恐らく陵辱は6日間休みなく続いたのだろう。苦しみに耐えられなかった3人の女性が、感情を失った虚ろな目をしている。
1人だけ、真っ赤な髪を持つ女性だけが、辛うじて叫ぶ気力を残していた。だがそれが無くなるのも時間の問題だろう。オーク達は下品な笑い声と共に、その女性を殴りながら犯し続けている。
彼は自分の思考を呪った。
こんな奴らに知性を求めたのか、と。
彼はその光景を目に焼き付けたまま、何も出来ず呆然とその場に立ち尽くした。
あれからどれくらい時が経っただろう。
オーク達は行為に飽きたのか、彼女達を放置して広間から出て行った。
彼と女性達だけになった広間には、先ほどオークに殴られていた女性のすすり泣きだけが静かに響いていた。

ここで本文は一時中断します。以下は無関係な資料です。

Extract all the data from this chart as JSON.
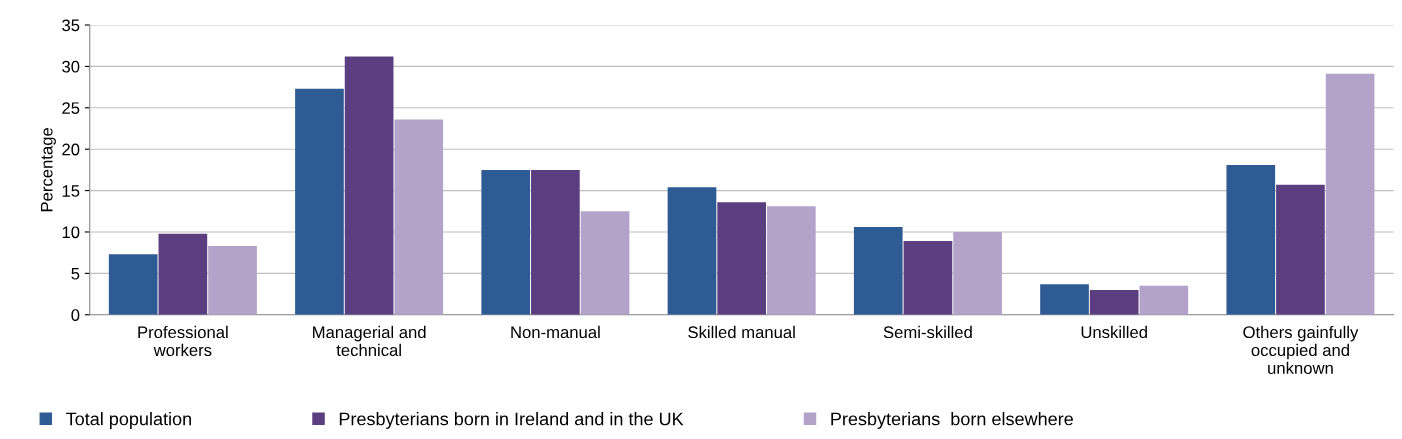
{
  "chart_data": {
    "type": "bar",
    "ylabel": "Percentage",
    "categories": [
      "Professional\nworkers",
      "Managerial and\ntechnical",
      "Non-manual",
      "Skilled manual",
      "Semi-skilled",
      "Unskilled",
      "Others gainfully\noccupied and\nunknown"
    ],
    "series": [
      {
        "name": "Total population",
        "color": "#2e5b94",
        "values": [
          7.3,
          27.3,
          17.5,
          15.4,
          10.6,
          3.7,
          18.1
        ]
      },
      {
        "name": "Presbyterians born in Ireland and in the UK",
        "color": "#5b3e7f",
        "values": [
          9.8,
          31.2,
          17.5,
          13.6,
          8.9,
          3.0,
          15.7
        ]
      },
      {
        "name": "Presbyterians  born elsewhere",
        "color": "#b3a2c9",
        "values": [
          8.3,
          23.6,
          12.5,
          13.1,
          10.0,
          3.5,
          29.1
        ]
      }
    ],
    "ylim": [
      0,
      35
    ],
    "yticks": [
      0,
      5,
      10,
      15,
      20,
      25,
      30,
      35
    ],
    "grid": "y",
    "legend": "bottom left"
  }
}
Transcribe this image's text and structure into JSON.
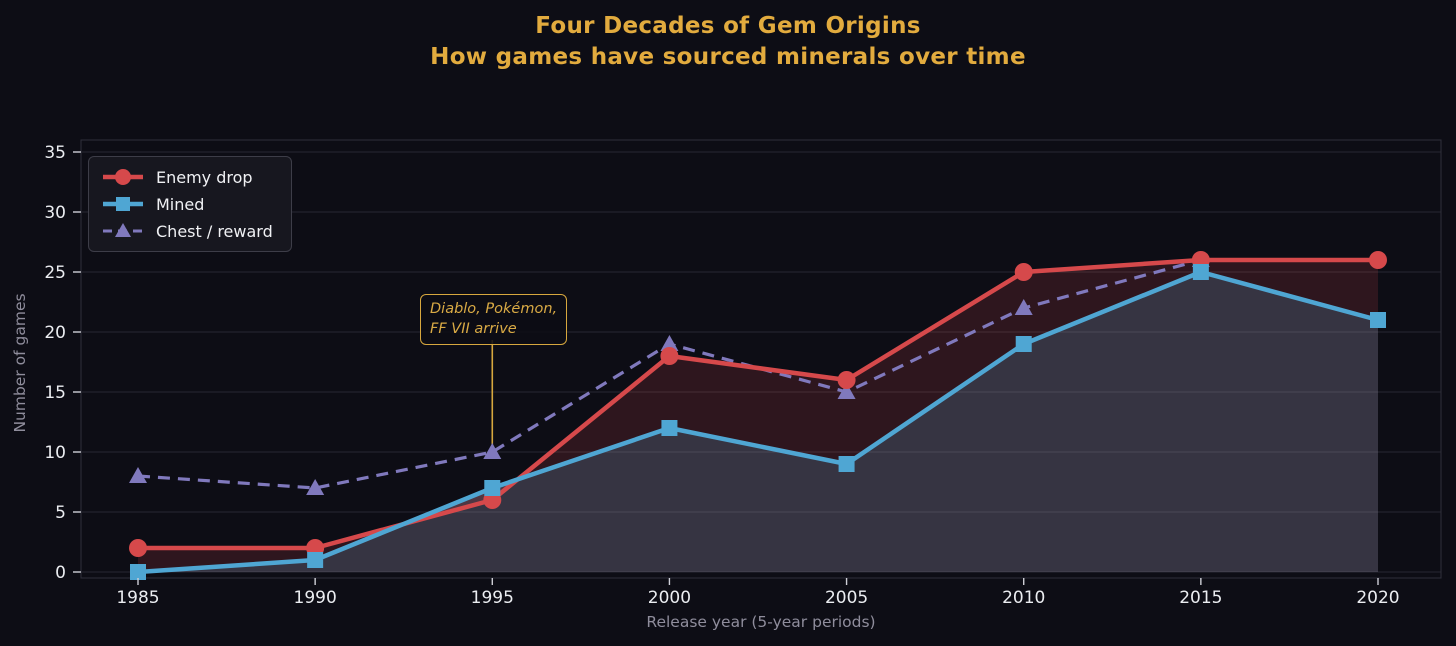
{
  "title": {
    "line1": "Four Decades of Gem Origins",
    "line2": "How games have sourced minerals over time"
  },
  "chart_data": {
    "type": "line",
    "x": [
      1985,
      1990,
      1995,
      2000,
      2005,
      2010,
      2015,
      2020
    ],
    "series": [
      {
        "name": "Enemy drop",
        "marker": "circle",
        "style": "solid",
        "values": [
          2,
          2,
          6,
          18,
          16,
          25,
          26,
          26
        ],
        "fill": "between_this_and_mined"
      },
      {
        "name": "Mined",
        "marker": "square",
        "style": "solid",
        "values": [
          0,
          1,
          7,
          12,
          9,
          19,
          25,
          21
        ],
        "fill": "to_zero"
      },
      {
        "name": "Chest / reward",
        "marker": "triangle",
        "style": "dashed",
        "values": [
          8,
          7,
          10,
          19,
          15,
          22,
          26,
          null
        ]
      }
    ],
    "xlabel": "Release year (5-year periods)",
    "ylabel": "Number of games",
    "y_ticks": [
      0,
      5,
      10,
      15,
      20,
      25,
      30,
      35
    ],
    "ylim": [
      0,
      35
    ],
    "grid": true,
    "legend_position": "upper left"
  },
  "annotation": {
    "line1": "Diablo, Pokémon,",
    "line2": "FF VII arrive",
    "target_year": 1995,
    "target_value": 10
  },
  "colors": {
    "background": "#0d0d15",
    "title": "#e2ab3e",
    "enemy_drop": "#d6494b",
    "mined": "#4fa6d3",
    "chest_reward": "#8079bd",
    "annotation_gold": "#d7a73e",
    "tick_label": "#ebedf1",
    "axis_label": "#8f8d9c",
    "grid": "#23232d",
    "plot_border": "#30303b",
    "legend_bg": "#17171f",
    "legend_border": "#3d3d48",
    "fill_red_area": "rgba(214,73,77,0.17)",
    "fill_blue_area": "rgba(162,156,183,0.28)"
  }
}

それを聴きながら、彼は頭の中でどうすべきか考えていた。
彼女達を殺すか、否かだ。
このままオーク達の慰みものになり続けて死ぬよりは、今すぐに死なせるべきじゃないか?
結論は思っていたより早くでた。
恐らく自分が殺したのは彼女達の仲間だ。
1人だけ逃れて迷っていた所を自分に捕まったのだろう。
ならせめてもの償いに、彼女達は楽にしよう、と。
彼はゆっくりと赤髪の女性に近づき、その手を女性の首にかけた。
そして力を込めようとした、その時だ。
その手に痛みが走った。
赤髪の女性が彼の手に噛みついたのだ。
恐らく渾身の力を込めたのだろうが、その力はあまりに弱かった。
女性は涙を流しながら彼を睨む。
その力と反比例した強い眼力に気圧され、彼は女性の首から手を離した。
女性は手から口を離すと、そのまま意思を失ってしまった。
彼は自分の手に残った噛み傷を見つめていた。
しばらくして、2匹のオークが広間に入ってきた。
そして気絶している彼女を犯そうと近寄る。
彼女達が何故この森に来たのかはしらない。
だがこんな筈ではなかったのだろう。
後悔しただろう。
怖いだろう。
憎いだろう。
悲しいだろう。
辛いだろう。
しかしそれでも、
(あれは生きたい者の目だ)
彼は背後からオーク達の頭を掴んだ。
「フガ!?」
「フゴォ!?」
突然の出来事に戸惑うオーク達。
そして彼はそのまま、腕に渾身の力を入れた。
まるで果物のように頭は潰れ、依り代を失った体はピクリとも動かない。
彼は選んだ。
彼女達を助ける道を。
もう引き返せないし、逃げ場などない。
だがそれでも、彼の心に後悔はなかった。